I was almost halfway home before it registered with me that, instead of his usual ‘Cheerio !‘ he‘d said ‘Goodbye, Harry !‘ as we shook hands. Don‘t be such a damn fool, I told myself. Your imagination‘s beginning to play tricks with you.

Still, I was sufficiently uneasy to ring Meg first thing the next day.

‘He had a very good night, Harry, thank you ! Seems altogether more – relaxed. But I‘ll know more when the doctor‘s been ! We‘re waiting for the doctor now !‘

Thoughtfully, I replaced the receiver.

For some reason I couldn‘t settle to anything that day. I tried a bit of gardening, and found myself from time to time with the trowel in my hand, simply wool-gathering.

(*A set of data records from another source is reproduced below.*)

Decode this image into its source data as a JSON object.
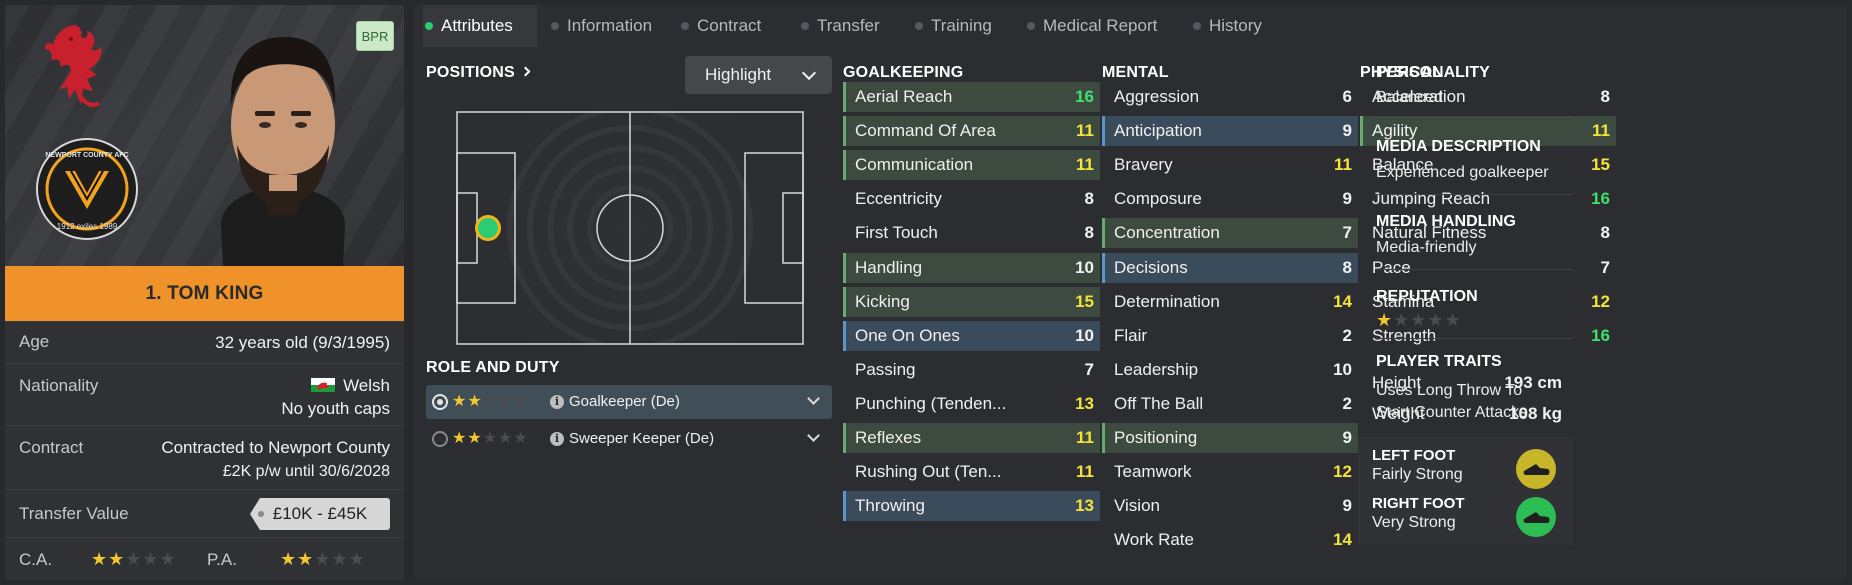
{
  "player": {
    "name": "1. TOM KING",
    "badge": "BPR",
    "age_label": "Age",
    "age_value": "32 years old (9/3/1995)",
    "nationality_label": "Nationality",
    "nationality_value": "Welsh",
    "caps": "No youth caps",
    "contract_label": "Contract",
    "contract_value": "Contracted to Newport County",
    "contract_terms": "£2K p/w until 30/6/2028",
    "transfer_label": "Transfer Value",
    "transfer_value": "£10K - £45K",
    "ca_label": "C.A.",
    "pa_label": "P.A.",
    "ca_stars": 2,
    "pa_stars": 2,
    "crest_text": "NEWPORT COUNTY AFC",
    "crest_years": "1912 exiles 1989"
  },
  "tabs": [
    "Attributes",
    "Information",
    "Contract",
    "Transfer",
    "Training",
    "Medical Report",
    "History"
  ],
  "positions": {
    "title": "POSITIONS",
    "highlight_label": "Highlight",
    "role_title": "ROLE AND DUTY",
    "roles": [
      {
        "name": "Goalkeeper (De)",
        "stars": 2,
        "selected": true
      },
      {
        "name": "Sweeper Keeper (De)",
        "stars": 2,
        "selected": false
      }
    ]
  },
  "goalkeeping": {
    "title": "GOALKEEPING",
    "items": [
      {
        "name": "Aerial Reach",
        "value": "16",
        "hl": "green"
      },
      {
        "name": "Command Of Area",
        "value": "11",
        "hl": "green"
      },
      {
        "name": "Communication",
        "value": "11",
        "hl": "green"
      },
      {
        "name": "Eccentricity",
        "value": "8",
        "hl": ""
      },
      {
        "name": "First Touch",
        "value": "8",
        "hl": ""
      },
      {
        "name": "Handling",
        "value": "10",
        "hl": "green"
      },
      {
        "name": "Kicking",
        "value": "15",
        "hl": "green"
      },
      {
        "name": "One On Ones",
        "value": "10",
        "hl": "blue"
      },
      {
        "name": "Passing",
        "value": "7",
        "hl": ""
      },
      {
        "name": "Punching (Tenden...",
        "value": "13",
        "hl": ""
      },
      {
        "name": "Reflexes",
        "value": "11",
        "hl": "green"
      },
      {
        "name": "Rushing Out (Ten...",
        "value": "11",
        "hl": ""
      },
      {
        "name": "Throwing",
        "value": "13",
        "hl": "blue"
      }
    ]
  },
  "mental": {
    "title": "MENTAL",
    "items": [
      {
        "name": "Aggression",
        "value": "6",
        "hl": ""
      },
      {
        "name": "Anticipation",
        "value": "9",
        "hl": "blue"
      },
      {
        "name": "Bravery",
        "value": "11",
        "hl": ""
      },
      {
        "name": "Composure",
        "value": "9",
        "hl": ""
      },
      {
        "name": "Concentration",
        "value": "7",
        "hl": "green"
      },
      {
        "name": "Decisions",
        "value": "8",
        "hl": "blue"
      },
      {
        "name": "Determination",
        "value": "14",
        "hl": ""
      },
      {
        "name": "Flair",
        "value": "2",
        "hl": ""
      },
      {
        "name": "Leadership",
        "value": "10",
        "hl": ""
      },
      {
        "name": "Off The Ball",
        "value": "2",
        "hl": ""
      },
      {
        "name": "Positioning",
        "value": "9",
        "hl": "green"
      },
      {
        "name": "Teamwork",
        "value": "12",
        "hl": ""
      },
      {
        "name": "Vision",
        "value": "9",
        "hl": ""
      },
      {
        "name": "Work Rate",
        "value": "14",
        "hl": ""
      }
    ]
  },
  "physical": {
    "title": "PHYSICAL",
    "items": [
      {
        "name": "Acceleration",
        "value": "8",
        "hl": ""
      },
      {
        "name": "Agility",
        "value": "11",
        "hl": "green"
      },
      {
        "name": "Balance",
        "value": "15",
        "hl": ""
      },
      {
        "name": "Jumping Reach",
        "value": "16",
        "hl": ""
      },
      {
        "name": "Natural Fitness",
        "value": "8",
        "hl": ""
      },
      {
        "name": "Pace",
        "value": "7",
        "hl": ""
      },
      {
        "name": "Stamina",
        "value": "12",
        "hl": ""
      },
      {
        "name": "Strength",
        "value": "16",
        "hl": ""
      }
    ],
    "height_label": "Height",
    "height_value": "193 cm",
    "weight_label": "Weight",
    "weight_value": "108 kg",
    "left_foot_label": "LEFT FOOT",
    "left_foot_value": "Fairly Strong",
    "right_foot_label": "RIGHT FOOT",
    "right_foot_value": "Very Strong",
    "colors": {
      "left_foot": "#c7b62a",
      "right_foot": "#2dbd55"
    }
  },
  "personality": {
    "personality_label": "PERSONALITY",
    "personality_value": "Balanced",
    "media_desc_label": "MEDIA DESCRIPTION",
    "media_desc_value": "Experienced goalkeeper",
    "media_handling_label": "MEDIA HANDLING",
    "media_handling_value": "Media-friendly",
    "reputation_label": "REPUTATION",
    "reputation_stars": 1,
    "traits_label": "PLAYER TRAITS",
    "traits_line1": "Uses Long Throw To",
    "traits_line2": "Start Counter Attacks"
  },
  "icons": [
    "wales-dragon-icon",
    "club-crest-icon",
    "wales-flag-icon",
    "chevron-down-icon",
    "info-icon",
    "boot-icon",
    "star-icon"
  ]
}
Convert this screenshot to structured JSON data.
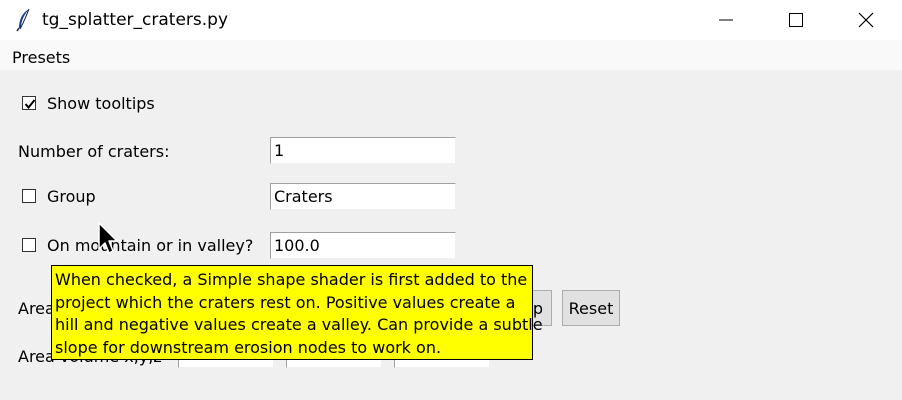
{
  "window": {
    "title": "tg_splatter_craters.py",
    "app_icon": "feather-icon",
    "controls": [
      "minimize-icon",
      "maximize-icon",
      "close-icon"
    ]
  },
  "menu": {
    "items": [
      "Presets"
    ]
  },
  "form": {
    "show_tooltips": {
      "label": "Show tooltips",
      "checked": true
    },
    "num_craters": {
      "label": "Number of craters:",
      "value": "1"
    },
    "group": {
      "label": "Group",
      "checked": false,
      "value": "Craters"
    },
    "on_mountain": {
      "label": "On mountain or in valley?",
      "checked": false,
      "value": "100.0"
    },
    "area_row1": {
      "label_partial": "Area",
      "button_partial": "p",
      "reset_label": "Reset"
    },
    "area_row2": {
      "label_partial": "Area volume x,y,z"
    }
  },
  "tooltip": {
    "lines": [
      "When checked, a Simple shape shader is first added to the",
      "project which the craters rest on. Positive values create a",
      "hill and negative values create a valley. Can provide a subtle",
      "slope for downstream erosion nodes to work on."
    ],
    "background": "#ffff00"
  }
}
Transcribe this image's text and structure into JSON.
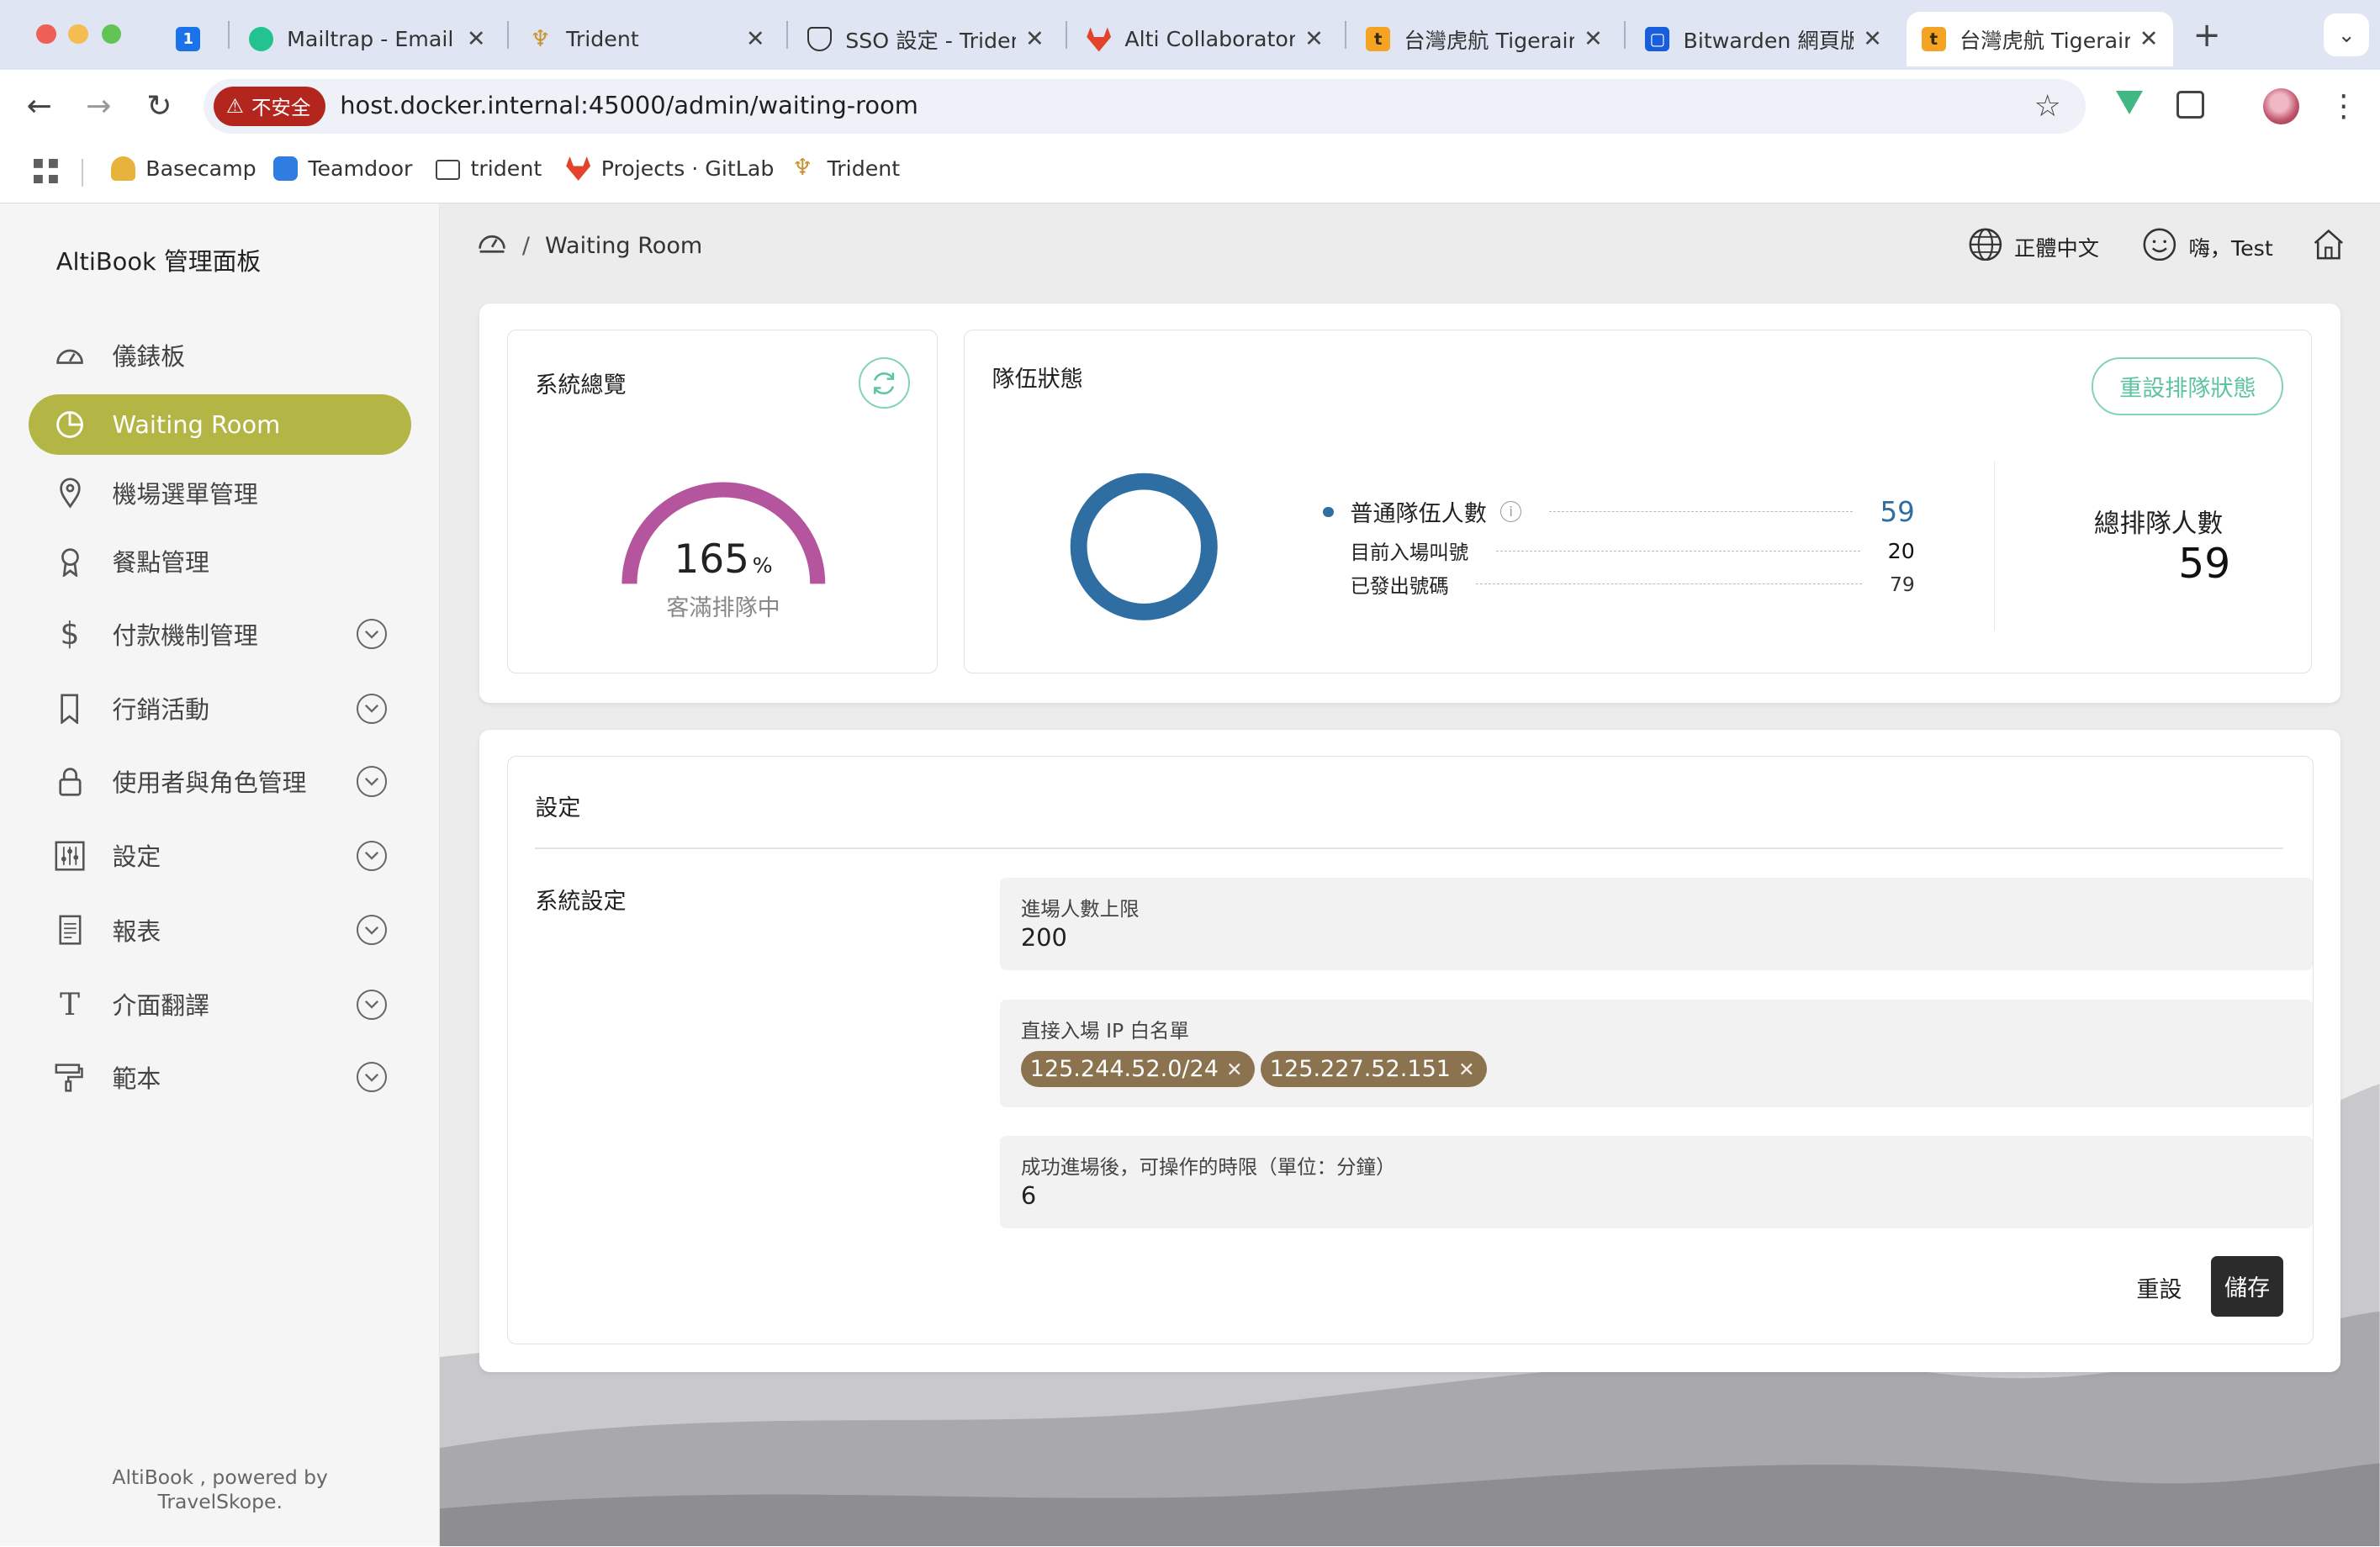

At tea-time I felt I must ring Meg again. When she heard my voice there was a brief, still pause.

I knew at once.

‘He‘s dead, Harry. I know, I know -— I ought to be grief-stricken. I‘m not. I‘m glad it‘s over. For him, I mean. He had so much pain !‘

‘Meg, I‘m so sorry ! How — how was it ?‘

‘He just fell asleep — after lunch. He was quite himself. Oh, except for one thing. Rather odd. He said "Tell Harry I don‘t think I‘ll wait for the doctor either !" What do you suppose he meant ?‘

I said perhaps the thought of the doctor‘s visit was on his mind. But surely the doctor had been by then, hadn‘t he ? By three o‘clock ?

‘Why no, Harry, he hadn‘t. But it didn‘t matter. How did you know it was three o‘clock ? That‘s odd. Still, you were very close, you two, weren‘t you, bless you !‘

‘Yes, yes. I — I shall miss him. Very much !‘

And that‘s just about the whole story. Except for one thing . . .

After the funeral I went back to look at that house, this time by car. I knew where it was, of course. A few miles off the Stroud road, not far from Painswick.

I found the gate all right, and looked across the little valley. There was no house to be seen.

I hadn‘t really expected one, I suppose.

I turned away to get into the car, and looked up at the sign-post. It said, simply, ‘Paradise, 5 miles‘.

Coincidence, of course. Nothing significant in it at all. But, for the first time since Jim‘s death, I began to feel better.